King’s case is one of several taken up by the Arlington-based Institute for Justice in an effort to get the U.S. Supreme Court to reconsider the “qualified immunity” doctrine, which frequently shields police officers and other government agents from lawsuits when they are accused of violating a person’s constitutional rights.
“The biggest problem is, these doctrines have no basis in the history of this country,” said Anya Bidwell, one of King’s lawyers with the institute. “They are inconsistent with our founding principles.”
The qualified immunity doctrine was first enunciated by the Supreme Court in 1967, and expanded greatly by the court in the 1980s. As it currently stands, officers can only be held liable for their actions if a court has previously found officers liable in an analogous circumstance, Bidwell said.
The Institute also has petitioned the high court to take the case of Shaniz West, whose home in Caldwell, Idaho, was destroyed by officers looking for her ex-boyfriend. They hope to learn as soon as later this month whether the justices will review the cases.
One of the officers sued by King is an FBI agent who was participating in a federal-local task force in Grand Rapids, Michigan. The FBI and a Grand Rapids spokesman declined comment. A spokeswoman for the City of Caldwell did not respond to an email seeking comment.
In a phone interview, King said he feels lucky to be alive after being beaten by officers who seemed unfazed by the fact that bystanders were witnessing the attack in broad daylight. He said one of his lawyers told him that if he’d been black, he would have been killed.
“I thought I was going to be killed,” he said. “And there are people all over the country who deal with this on a daily basis.”
King was charged with resisting arrest and assaulting a police officer. Court records indicate he bit one of the officers who had him in a chokehold. A jury acquitted King on all charges.

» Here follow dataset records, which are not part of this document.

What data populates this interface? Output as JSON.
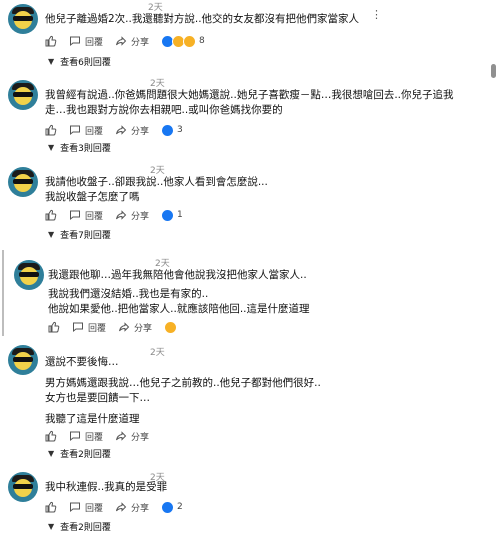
{
  "labels": {
    "reply": "回覆",
    "share": "分享"
  },
  "comments": [
    {
      "time": "2天",
      "lines": [
        "他兒子離過婚2次..我還聽對方說..他交的女友都沒有把他們家當家人"
      ],
      "count": "8",
      "replies": "查看6則回覆",
      "reactions": [
        "like",
        "haha",
        "wow"
      ]
    },
    {
      "time": "2天",
      "lines": [
        "我曾經有說過..你爸媽問題很大她媽還說..她兒子喜歡瘦－點…我很想嗆回去..你兒子追我",
        "走…我也跟對方說你去相親吧..或叫你爸媽找你要的"
      ],
      "count": "3",
      "replies": "查看3則回覆",
      "reactions": [
        "like"
      ]
    },
    {
      "time": "2天",
      "lines": [
        "我請他收盤子..卻跟我說..他家人看到會怎麼說...",
        "我說收盤子怎麼了嗎"
      ],
      "count": "1",
      "replies": "查看7則回覆",
      "reactions": [
        "like"
      ]
    },
    {
      "time": "2天",
      "lines": [
        "我還跟他聊…過年我無陪他會他說我沒把他家人當家人..",
        "我說我們還沒結婚..我也是有家的..",
        "他說如果愛他..把他當家人..就應該陪他回..這是什麼道理"
      ],
      "count": "",
      "replies": "",
      "reactions": [
        "haha"
      ]
    },
    {
      "time": "2天",
      "lines": [
        "還說不要後悔…",
        "男方媽媽還跟我說…他兒子之前教的..他兒子都對他們很好..",
        "女方也是要回饋一下…",
        "我聽了這是什麼道理"
      ],
      "count": "",
      "replies": "查看2則回覆",
      "reactions": []
    },
    {
      "time": "2天",
      "lines": [
        "我中秋連假..我真的是受罪"
      ],
      "count": "2",
      "replies": "查看2則回覆",
      "reactions": [
        "like"
      ]
    }
  ]
}
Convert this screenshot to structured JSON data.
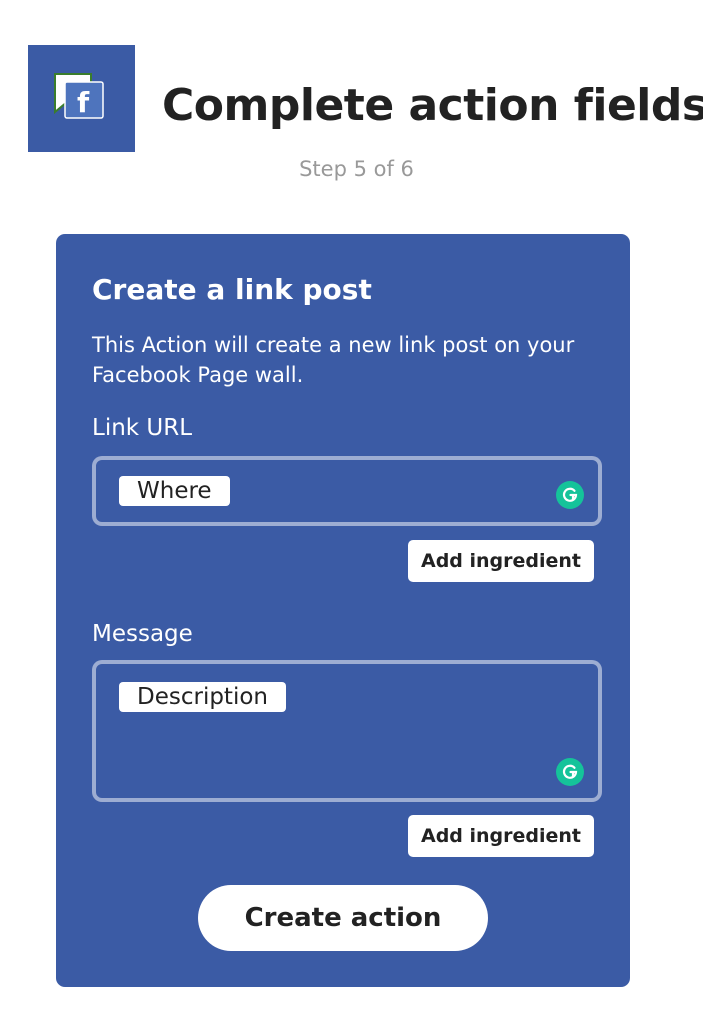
{
  "header": {
    "service_icon": "facebook-pages-icon",
    "title": "Complete action fields",
    "step": "Step 5 of 6"
  },
  "action_card": {
    "title": "Create a link post",
    "description": "This Action will create a new link post on your Facebook Page wall.",
    "fields": [
      {
        "label": "Link URL",
        "ingredient": "Where",
        "add_ingredient_label": "Add ingredient"
      },
      {
        "label": "Message",
        "ingredient": "Description",
        "add_ingredient_label": "Add ingredient"
      }
    ],
    "submit_label": "Create action"
  },
  "colors": {
    "card_background": "#3b5ba5",
    "grammarly": "#15c39a",
    "title_text": "#222222",
    "step_text": "#999999"
  }
}
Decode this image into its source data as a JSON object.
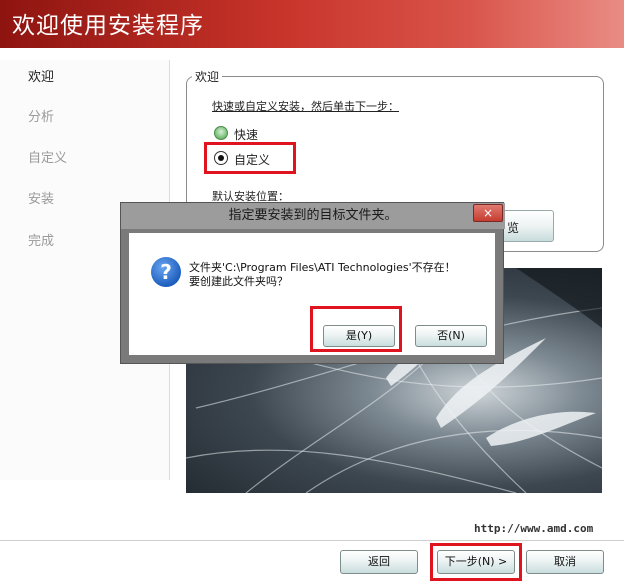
{
  "header": {
    "title": "欢迎使用安装程序"
  },
  "sidebar": {
    "items": [
      {
        "label": "欢迎",
        "active": true
      },
      {
        "label": "分析",
        "active": false
      },
      {
        "label": "自定义",
        "active": false
      },
      {
        "label": "安装",
        "active": false
      },
      {
        "label": "完成",
        "active": false
      }
    ]
  },
  "welcome_group": {
    "legend": "欢迎",
    "instruction": "快速或自定义安装，然后单击下一步：",
    "options": [
      {
        "label": "快速",
        "selected": false
      },
      {
        "label": "自定义",
        "selected": true
      }
    ],
    "default_location_label": "默认安装位置：",
    "browse_label_visible": "览"
  },
  "footer": {
    "url": "http://www.amd.com",
    "back_label": "返回",
    "next_label": "下一步(N) >",
    "cancel_label": "取消"
  },
  "dialog": {
    "title": "指定要安装到的目标文件夹。",
    "close_glyph": "×",
    "icon": "question-icon",
    "icon_glyph": "?",
    "message_line1": "文件夹'C:\\Program Files\\ATI Technologies'不存在！",
    "message_line2": "要创建此文件夹吗？",
    "yes_label": "是(Y)",
    "no_label": "否(N)"
  },
  "colors": {
    "highlight_red": "#e0141e",
    "header_red": "#c8342a"
  }
}
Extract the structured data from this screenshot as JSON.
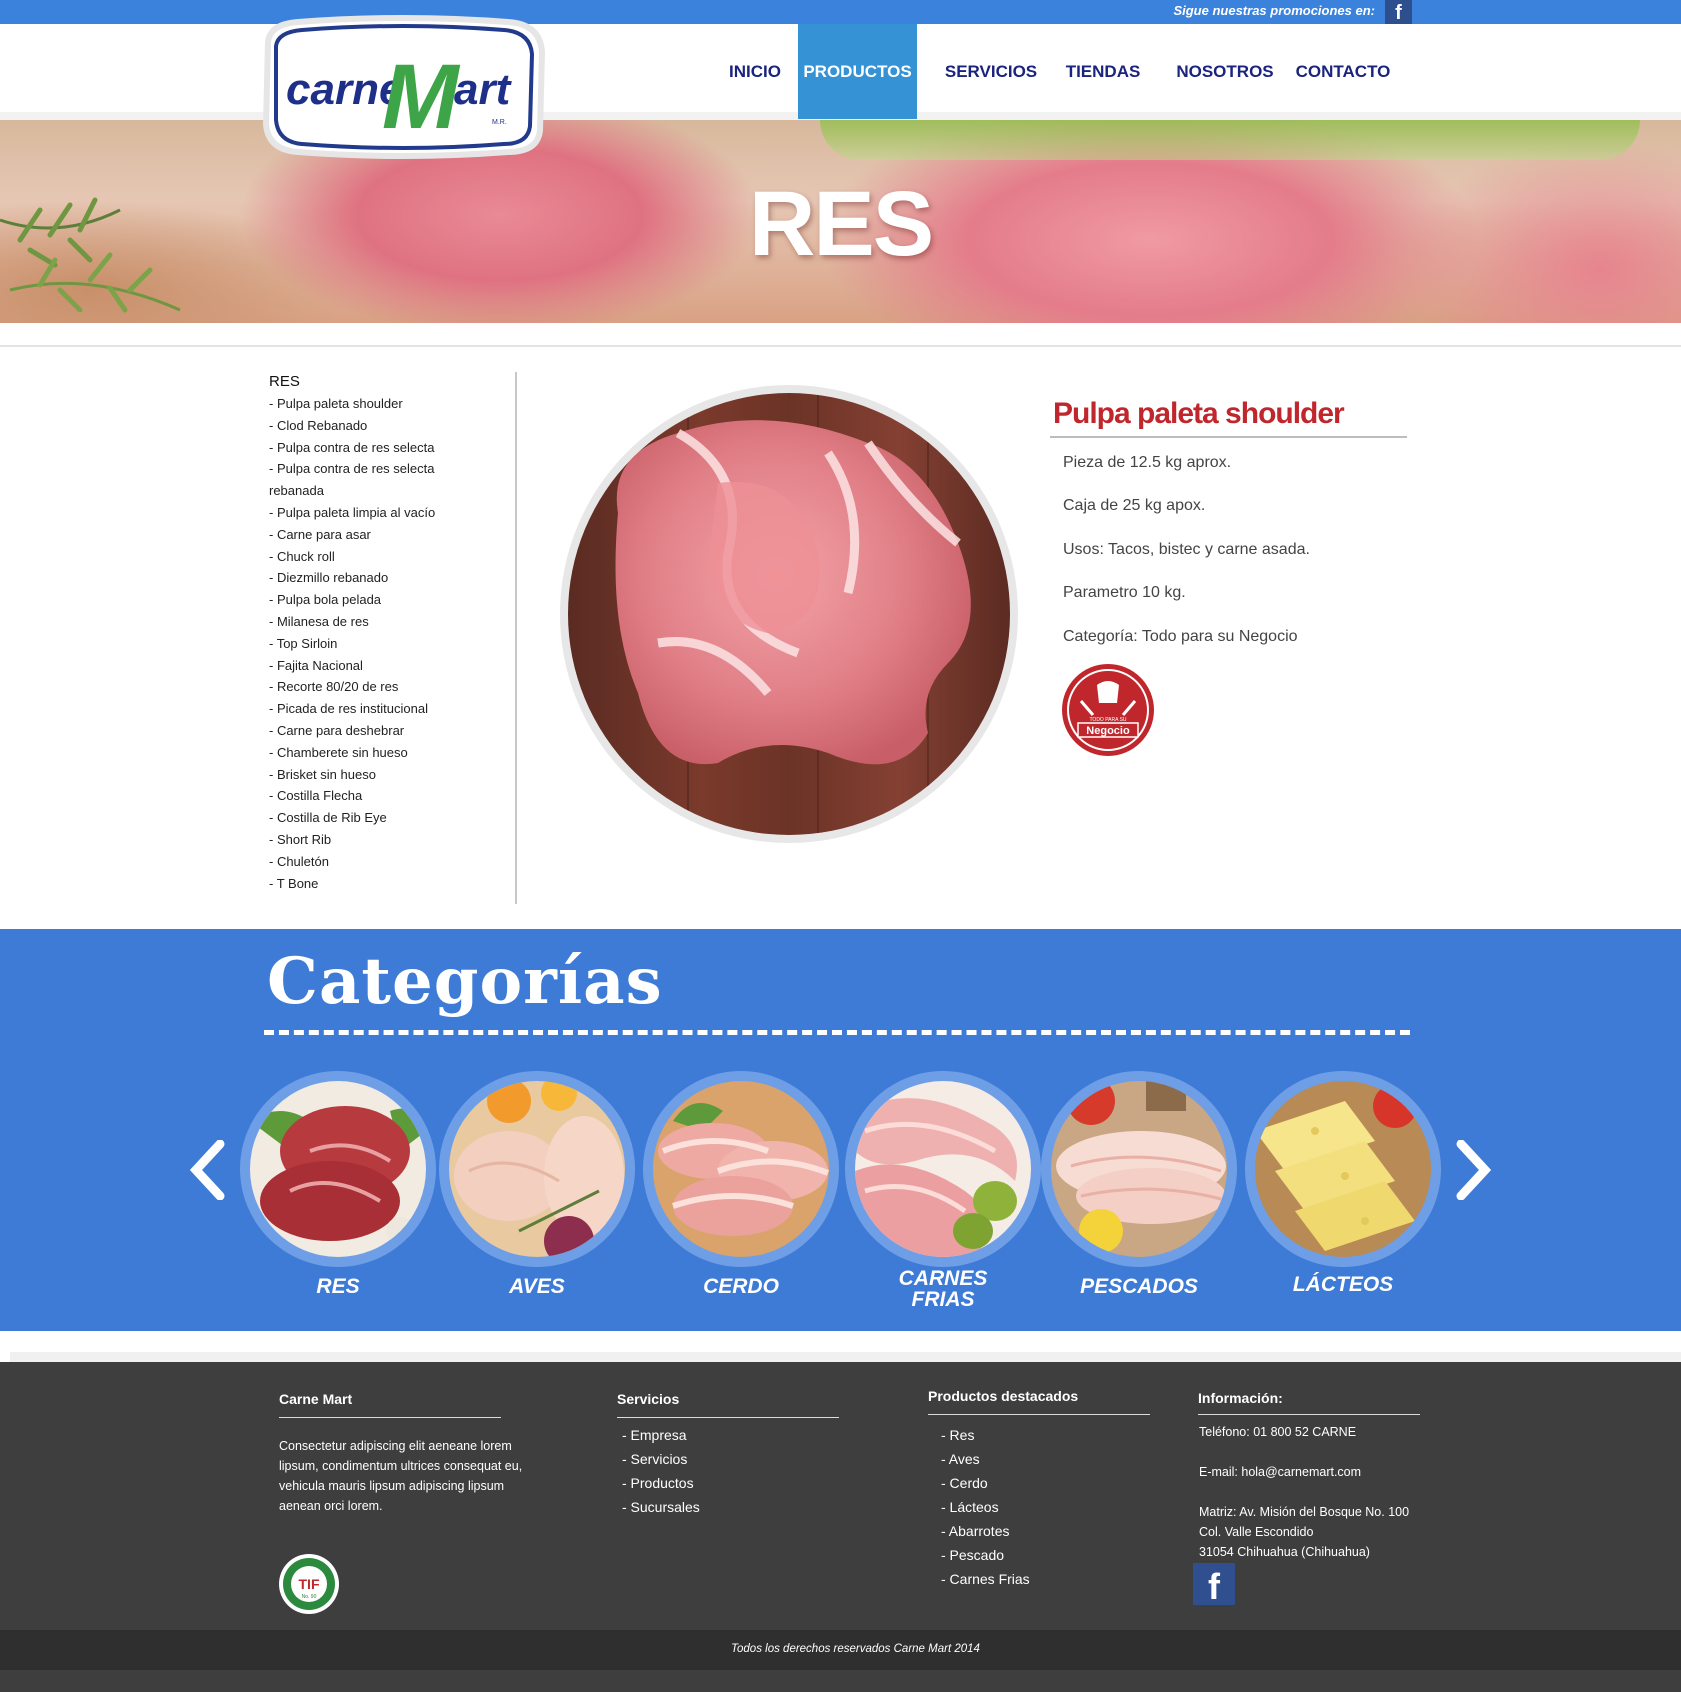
{
  "topbar": {
    "promo_text": "Sigue nuestras promociones en:",
    "facebook_glyph": "f",
    "facebook_icon": "facebook-icon"
  },
  "logo": {
    "text_left": "carne",
    "text_m": "M",
    "text_right": "art",
    "mark": "M.R."
  },
  "nav": {
    "items": [
      {
        "label": "INICIO"
      },
      {
        "label": "PRODUCTOS"
      },
      {
        "label": "SERVICIOS"
      },
      {
        "label": "TIENDAS"
      },
      {
        "label": "NOSOTROS"
      },
      {
        "label": "CONTACTO"
      }
    ]
  },
  "banner": {
    "title": "RES"
  },
  "sidebar": {
    "title": "RES",
    "items": [
      "- Pulpa paleta shoulder",
      "- Clod Rebanado",
      "- Pulpa contra de res selecta",
      "- Pulpa contra de res selecta",
      "rebanada",
      "- Pulpa paleta limpia al vacío",
      "- Carne para asar",
      "- Chuck roll",
      "- Diezmillo rebanado",
      "- Pulpa bola pelada",
      "- Milanesa de res",
      "- Top Sirloin",
      "- Fajita Nacional",
      "- Recorte 80/20 de res",
      "- Picada de res institucional",
      "- Carne para deshebrar",
      "- Chamberete sin hueso",
      "- Brisket sin hueso",
      "- Costilla Flecha",
      "- Costilla de Rib Eye",
      "- Short Rib",
      "- Chuletón",
      "- T Bone"
    ]
  },
  "product": {
    "title": "Pulpa paleta shoulder",
    "lines": [
      "Pieza de 12.5 kg  aprox.",
      "Caja de 25 kg apox.",
      "Usos: Tacos, bistec y carne asada.",
      "Parametro 10 kg.",
      "Categoría: Todo para su Negocio"
    ],
    "badge_text": "Negocio",
    "badge_small": "TODO PARA SU"
  },
  "categories": {
    "title": "Categorías",
    "items": [
      {
        "label": "RES"
      },
      {
        "label": "AVES"
      },
      {
        "label": "CERDO"
      },
      {
        "label": "CARNES",
        "label2": "FRIAS"
      },
      {
        "label": "PESCADOS"
      },
      {
        "label": "LÁCTEOS"
      }
    ],
    "prev_icon": "chevron-left-icon",
    "next_icon": "chevron-right-icon"
  },
  "footer": {
    "col1": {
      "title": "Carne Mart",
      "text": "Consectetur adipiscing elit aeneane lorem lipsum, condimentum ultrices consequat eu, vehicula mauris lipsum adipiscing lipsum aenean orci lorem."
    },
    "col2": {
      "title": "Servicios",
      "links": [
        "- Empresa",
        "- Servicios",
        "- Productos",
        "- Sucursales"
      ]
    },
    "col3": {
      "title": "Productos destacados",
      "links": [
        "- Res",
        "- Aves",
        "- Cerdo",
        "- Lácteos",
        "- Abarrotes",
        "- Pescado",
        "- Carnes Frias"
      ]
    },
    "col4": {
      "title": "Información:",
      "phone": "Teléfono: 01 800 52 CARNE",
      "email": "E-mail: hola@carnemart.com",
      "address1": "Matriz: Av. Misión del Bosque No. 100",
      "address2": "Col. Valle Escondido",
      "address3": "31054 Chihuahua (Chihuahua)"
    },
    "tif_text": "TIF",
    "tif_ring": "INSPECCIONADO Y APROBADO",
    "tif_no": "No. 90",
    "facebook_glyph": "f",
    "copyright": "Todos los derechos reservados Carne Mart 2014"
  },
  "colors": {
    "brand_blue": "#3b82dc",
    "nav_active": "#3592d5",
    "product_red": "#c0272d",
    "category_bg": "#3d7bd6",
    "footer_bg": "#3e3e3e"
  }
}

Justices have signaled some interest in the topic. In 2017, Justice Clarence Thomas wrote that the court should find an appropriate case to reconsider the doctrine. As with other elements of criminal justice reform, a left-right coalition of liberals concerned about police abuse and conservatives concerned about unaccountable government has emerged to agitate for change.
While there is strong momentum for reconsidering the qualified immunity doctrine, it has its defenders. In a Notre Dame Law Review Journal titled “A Qualified Defense of Qualified Immunity,” professors Aaron Nielson and Christopher Walker write that that the doctrine is entitled to a significant measure of deference now that it has been in place for 50 years, and indeed expanded by the high court over time.
“Absent dramatic new information, until and unless Congress says otherwise, qualified immunity should remain our law,” the authors write.
Cities and local governments also support the immunity, arguing that police need a measure of protection to do their job without looking over their shoulders.
Lisa Soronen, executive director of the State and Local Legal Center, which advocates for local governments before the Supreme Court, said qualified immunity is key to the financial solvency of state and local governments which could otherwise be overwhelmed by lawsuits.
Also, it’s important for officers to know they have some legal protection on the job, she said.
“You don’t want an officer hesitating,” she said. “They have to act in these hard situations.”
She said the doctrine has been under attack since it was targeted by a libertarian think tank, the Cato Institute. But she said changing a doctrine that has stood for decades could end up confusing the immunity issue rather than clarifying it.
“Relaxing the idea may sound like a good idea, but where do you draw the line?” she asked.